Suicide des agriculteurs : "Ce travail ne vaut pas une vie"

La profession d'agriculteurs est en souffrance. Selon une étude de Santé publique France réalisée en 2016, un agriculteur se suicide tous les deux jours dans l’Hexagone. Rencontre avec une famille endeuillée.

Lucile Degoud
Rédigé le
Suicide chez les agriculteurs : une famille témoigne
Suicide chez les agriculteurs : une famille témoigne  —  Le Mag de la Santé - France 5

Pour s'occuper d’une centaine de vaches limousines et de 300 hectares de terrain, Jean-Simon Vuzé ne ménage pas sa peine, 7 jours sur 7.

Le jeune éleveur de 29 ans sait qu’il doit se préserver. Jean-Simon l’a appris à ses dépens, lorsque son père, avec qui il travaillait, s’est donné la mort, il y a deux ans. 

"Du jour au lendemain, la vie bascule"

"Aujourd’hui, on fait comme on peut pour avancer. C'est très dur moralement, physiquement aussi, comme si j’avais pris 10 ans d’un coup. La pression n'est plus du tout la même. Toutes les responsabilités me sont tombées sur le coin du nez d’un coup. C'est un combat de tous les jours même deux ans après", explique Jean-Simon.

Propriétaire de l’exploitation, Vincent s’est suicidé avec une arme à feu, sur ses terres, à 52 ans, laissant derrière lui sa femme et ses deux enfants.

"Le suicide, c’est ça, c’est du jour au lendemain, la vie bascule. On rentre dans un cauchemar, on se dit que ce n'est pas vrai, on se dit pourquoi ? Moi, je l’aime, on s’aime, alors pourquoi ?", interroge Caty Vuzé.

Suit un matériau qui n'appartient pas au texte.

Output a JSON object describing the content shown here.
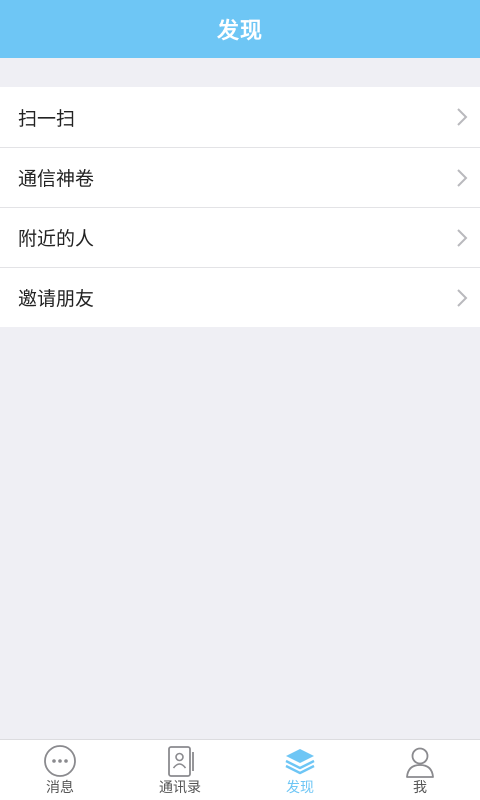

Absence de salaire, de reconnaissance, dettes...

"C'était pas du tout dans son tempérament d’en arriver à cette solution-là, si on peut appeler ça une solution, à ce geste-là", précise Jean-Simon Vuzé.

"Quand j’ai vu son courrier, il mentionne bien qu’il n'en peut plus de son travail, que c’est devenu insupportable, qu'il était à bout, qu’il n'avait plus la force de se battre contre tout", renchérit Cathy Vuzé.  

Ses proches n’ont rien vu venir. Mais derrière le sourire de Vincent, il y a une souffrance devenue insupportable. Des dettes qui s’accumulent, un salaire lui inexistant et un manque de reconnaissance... 

"Papa n'avait plus cette confiance en demain"

"Il aimait ce travail, c’était une passion, mais ça ne vaut pas une vie. Je pensais que notre amour aurait été plus fort que ce boulot-là", confie Cathy.

"J’avais confiance en l’avenir, mais papa n'avait plus cette confiance en demain", conclut Jean-Simon.

À quelques pas du lieu du drame, ce chêne a été planté en hommage à Vincent, parti trop tôt pour ses terres.